Index | Thread | Search

From:
Mateusz Guzik <mjguzik@gmail.com>
Subject:
Re: per-CPU page caches for page faults
To:
Martin Pieuchot <mpi@openbsd.org>
Cc:
tech@openbsd.org
Date:
Thu, 21 Mar 2024 11:52:17 +0100

Download raw body.

Thread
On Mon, Mar 18, 2024 at 07:13:43PM +0000, Martin Pieuchot wrote:
> What is the idea behind this diff?  With a consequent number of CPUs (16
> or more) grabbing a global mutex for every page allocation & free creates
> a lot of contention resulting in many CPU cycles wasted in system (kernel)
> time.  The idea of this diff is to add another layer on top of the global
> allocator to allocate and free pages in batch.  Note that, in this diff,
> this cache is only used for page faults.
> 
> +/*
> + * uvm_pcpu_getpage: allocate a page from the current CPU's cache
> + */
> +struct vm_page *
> +uvm_pcpu_getpage(int flags)
> +{
> +	struct uvm_percpu *upc = &curcpu()->ci_uvm;
> +	struct vm_page *pg;
> +
> +	if (upc->upc_count == 0) {
> +		atomic_inc_int(&uvmexp.pcpmiss);
> +		if (uvm_pcpu_fillcache())
> +			return NULL;
> +	} else {
> +		atomic_inc_int(&uvmexp.pcphit);
> +	}
> +
> +	atomic_dec_int(&uvmexp.percpucaches);
> +	upc->upc_count--;
> +	pg = upc->upc_pages[upc->upc_count];
> +
> +	if (flags & UVM_PLA_ZERO)
> +		uvm_pagezero(pg);
> +
> +	return pg;
> +}
> +

First 2 minor remarks:

1. maintaining stats in a global struct avoidably reduces
single-threaded perf due to atomics and scalability due to cacheline
bounces. the hand-rolled mechanism should have its own cpu-local stats.
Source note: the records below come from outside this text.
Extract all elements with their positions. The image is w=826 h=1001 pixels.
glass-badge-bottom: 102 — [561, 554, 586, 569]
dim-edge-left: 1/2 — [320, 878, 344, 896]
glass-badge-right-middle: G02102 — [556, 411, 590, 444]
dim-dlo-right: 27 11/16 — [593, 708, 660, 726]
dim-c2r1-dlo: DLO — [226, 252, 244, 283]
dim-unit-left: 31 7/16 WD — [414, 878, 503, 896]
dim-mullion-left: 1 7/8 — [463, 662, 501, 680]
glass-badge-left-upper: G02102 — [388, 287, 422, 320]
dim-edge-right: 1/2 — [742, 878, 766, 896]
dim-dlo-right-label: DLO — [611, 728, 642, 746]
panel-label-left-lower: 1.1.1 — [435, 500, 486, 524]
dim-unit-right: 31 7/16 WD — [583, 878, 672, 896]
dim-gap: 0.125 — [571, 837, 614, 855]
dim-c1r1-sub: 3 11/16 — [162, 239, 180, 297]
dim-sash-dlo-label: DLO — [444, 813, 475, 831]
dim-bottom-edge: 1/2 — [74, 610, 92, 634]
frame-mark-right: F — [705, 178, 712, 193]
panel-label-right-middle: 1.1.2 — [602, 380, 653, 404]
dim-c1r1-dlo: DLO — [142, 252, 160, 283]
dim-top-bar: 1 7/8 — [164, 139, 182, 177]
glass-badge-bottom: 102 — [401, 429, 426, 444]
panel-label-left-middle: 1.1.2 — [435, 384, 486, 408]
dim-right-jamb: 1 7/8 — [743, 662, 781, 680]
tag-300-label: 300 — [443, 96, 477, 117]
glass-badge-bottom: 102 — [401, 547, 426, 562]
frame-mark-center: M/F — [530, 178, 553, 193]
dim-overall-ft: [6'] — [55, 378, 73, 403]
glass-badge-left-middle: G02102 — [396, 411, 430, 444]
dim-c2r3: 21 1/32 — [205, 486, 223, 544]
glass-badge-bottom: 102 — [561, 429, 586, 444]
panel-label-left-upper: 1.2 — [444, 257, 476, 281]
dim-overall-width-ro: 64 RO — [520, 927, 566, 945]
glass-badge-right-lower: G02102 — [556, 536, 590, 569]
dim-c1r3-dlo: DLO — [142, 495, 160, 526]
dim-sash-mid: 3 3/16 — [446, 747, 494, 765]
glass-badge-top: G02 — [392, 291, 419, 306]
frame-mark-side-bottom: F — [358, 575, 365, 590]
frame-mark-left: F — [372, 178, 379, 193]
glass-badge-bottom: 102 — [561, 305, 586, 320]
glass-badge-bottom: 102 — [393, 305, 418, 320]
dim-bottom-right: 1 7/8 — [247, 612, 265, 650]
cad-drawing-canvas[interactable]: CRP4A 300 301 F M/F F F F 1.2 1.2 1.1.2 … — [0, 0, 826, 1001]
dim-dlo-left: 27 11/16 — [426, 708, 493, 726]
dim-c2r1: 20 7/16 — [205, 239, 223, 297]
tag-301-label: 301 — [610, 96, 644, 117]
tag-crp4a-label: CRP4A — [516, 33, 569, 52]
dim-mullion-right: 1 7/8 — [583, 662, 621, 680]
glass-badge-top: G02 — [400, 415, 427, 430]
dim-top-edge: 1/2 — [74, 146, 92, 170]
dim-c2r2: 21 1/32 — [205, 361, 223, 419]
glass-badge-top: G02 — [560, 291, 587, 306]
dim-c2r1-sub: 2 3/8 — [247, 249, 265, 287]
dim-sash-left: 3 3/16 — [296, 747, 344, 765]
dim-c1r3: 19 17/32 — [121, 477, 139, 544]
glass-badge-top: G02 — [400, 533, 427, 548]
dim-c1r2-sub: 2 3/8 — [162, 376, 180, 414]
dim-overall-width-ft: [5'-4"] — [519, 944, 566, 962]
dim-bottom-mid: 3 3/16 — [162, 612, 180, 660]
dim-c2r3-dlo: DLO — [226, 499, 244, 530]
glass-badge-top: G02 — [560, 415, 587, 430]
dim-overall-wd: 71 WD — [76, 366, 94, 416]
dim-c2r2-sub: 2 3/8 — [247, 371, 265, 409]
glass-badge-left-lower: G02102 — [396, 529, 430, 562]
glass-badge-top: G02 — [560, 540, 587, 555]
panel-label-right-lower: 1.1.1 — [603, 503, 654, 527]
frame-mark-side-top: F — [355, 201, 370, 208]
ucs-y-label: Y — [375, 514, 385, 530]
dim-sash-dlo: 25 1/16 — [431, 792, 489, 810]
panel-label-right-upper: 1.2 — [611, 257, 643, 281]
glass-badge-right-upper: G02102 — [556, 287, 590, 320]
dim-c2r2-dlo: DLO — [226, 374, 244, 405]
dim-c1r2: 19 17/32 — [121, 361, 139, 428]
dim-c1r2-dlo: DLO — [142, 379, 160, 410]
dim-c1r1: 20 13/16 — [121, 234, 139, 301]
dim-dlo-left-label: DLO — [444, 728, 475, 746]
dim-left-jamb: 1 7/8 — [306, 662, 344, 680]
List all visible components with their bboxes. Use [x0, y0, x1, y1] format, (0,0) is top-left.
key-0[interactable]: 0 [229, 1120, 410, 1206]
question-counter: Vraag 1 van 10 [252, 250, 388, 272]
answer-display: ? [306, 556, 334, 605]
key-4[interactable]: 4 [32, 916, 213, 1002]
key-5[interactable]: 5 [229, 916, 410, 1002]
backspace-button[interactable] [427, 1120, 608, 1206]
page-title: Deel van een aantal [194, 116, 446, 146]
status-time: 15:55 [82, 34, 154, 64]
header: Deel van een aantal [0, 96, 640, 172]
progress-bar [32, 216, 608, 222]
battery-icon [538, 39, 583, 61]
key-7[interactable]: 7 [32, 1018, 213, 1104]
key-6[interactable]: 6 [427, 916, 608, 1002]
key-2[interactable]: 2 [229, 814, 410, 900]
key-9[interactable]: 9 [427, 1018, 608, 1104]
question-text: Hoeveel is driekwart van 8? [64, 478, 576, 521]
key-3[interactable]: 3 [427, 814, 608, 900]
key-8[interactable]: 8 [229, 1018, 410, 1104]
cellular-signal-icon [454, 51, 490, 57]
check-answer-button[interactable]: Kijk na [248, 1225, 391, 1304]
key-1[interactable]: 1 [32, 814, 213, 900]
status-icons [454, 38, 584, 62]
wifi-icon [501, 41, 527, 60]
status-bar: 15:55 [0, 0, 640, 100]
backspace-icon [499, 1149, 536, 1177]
2. uvm_pagezero on amd64 is implemented with non-temporal stores because
of the dedicated kernel thread for background page zeroing. while I
consider existence of such a thread to be long obsolete, I'm going to
ignore this aspect. key here is that nt stores before direct usage of
the page only results in cache misses later on (even more so if you have
a LIFO allocation policy and the page was mostly in L3). instead
uvm_pagezero_onfault or something could be added to zero "normally".

All that aside the real question is why the hand-rolled mechanism in the
first place? I see your "pool allocator" has a per-cpu caching layer,
and based on that I would expect caching to be implemented on top of it.

If the pool allocator has significant shortcommings they should probably
get addressed instead of rolling with a dedicated mechanism.